Adventures

The Town of Kalaw

Leaving behind the town of Kalaw

Back in early March, I went on a six-day hike in the Kalaw Region some gazillion miles north of Rangoon, Burma’s (former) capital. We, I and fifteen other students from my school, visited a good many hill villages on foot, an ordeal for many. We slept at the villages, we ate at the villages, and we spent hour upon hour going from one village to the next, uphill, downhill, uphill, and downhill again.

At the start of the trip, as we left the safe confines of the small base town and dove headstrong into the wilderness, I imagined how happy I would be to return. I would kiss the ground as soon as I set foot again on tarmac, I decreed. Nervous for the six-day ordeal ahead, I looked back one last time at the town and then made my way uphill together with the group.

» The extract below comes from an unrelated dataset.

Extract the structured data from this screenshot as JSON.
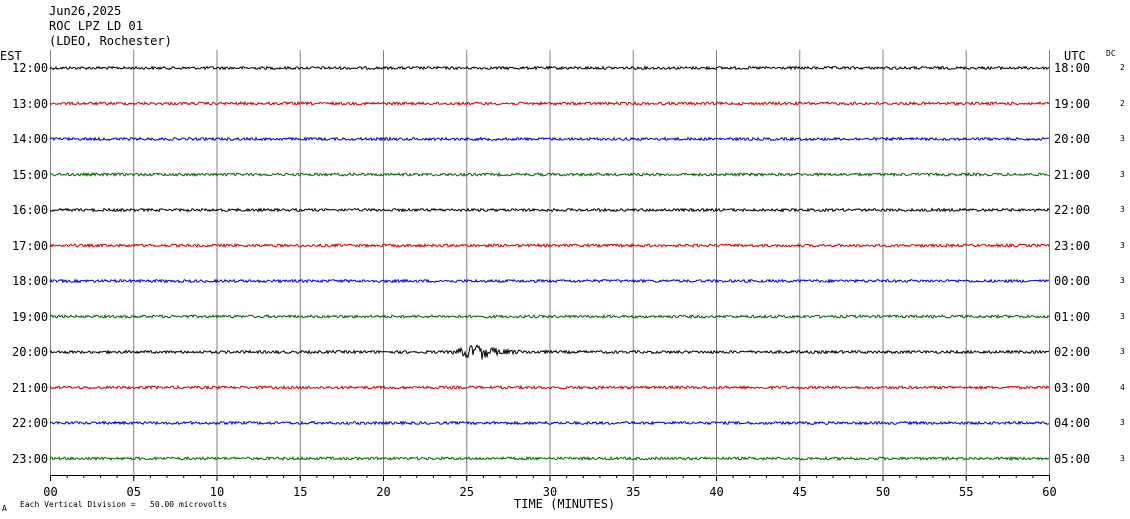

What I didn’t forsee then was what I would learn along the journey and how sad I would feel having to leave Kalaw behind. What I didn’t know was how much I would cherish having gone on this six-day journey of toiling through the wilderness.

I remember climbing up to the peak of a hill, and just sitting there writing poetry. There was nothing but the grass, the wind, and the wide expanse below; it was exhilarating. I wrote a poem in Burmese (my mother tongue, yes, but a language I rarely use to write with) about photos; about how, sometimes, we regret not taking enough photos of a moment we want to remember but also about how, being the selfish creatures we are, we also desire to experience a moment with our own eyes, not saving it for others in two-dimensional film.

I remember that conversation at midnight behind the village school; just the four of us, talking. Under the stars, under the shadow of the mountains that surround us, hiding from our group leader/teacher who pulls in students skipping the curfew, we talked. We were the most honest, the most feeling, and the most understanding. We talked about our lives and our hopes, and our dreams. A month ago, I felt like I barely know you guys. But now, I feel like I have known you for all my life.

I remember a lot of things. I remember the kind tour guide. I remember all the uphills and the downhills. I remember the village dog. I remember the monk. I remember the communal bathing. I remember, I remember, I remember.

But how fast we forget. We go back to the city. In three months, how much we forget, how hard we must try to remember. I want to go back to the mountains and terrace farms. I want to go back to the village longhouse.

I want us to be at our most honest, most feeling, and most understanding. I want us to go on an adventure again.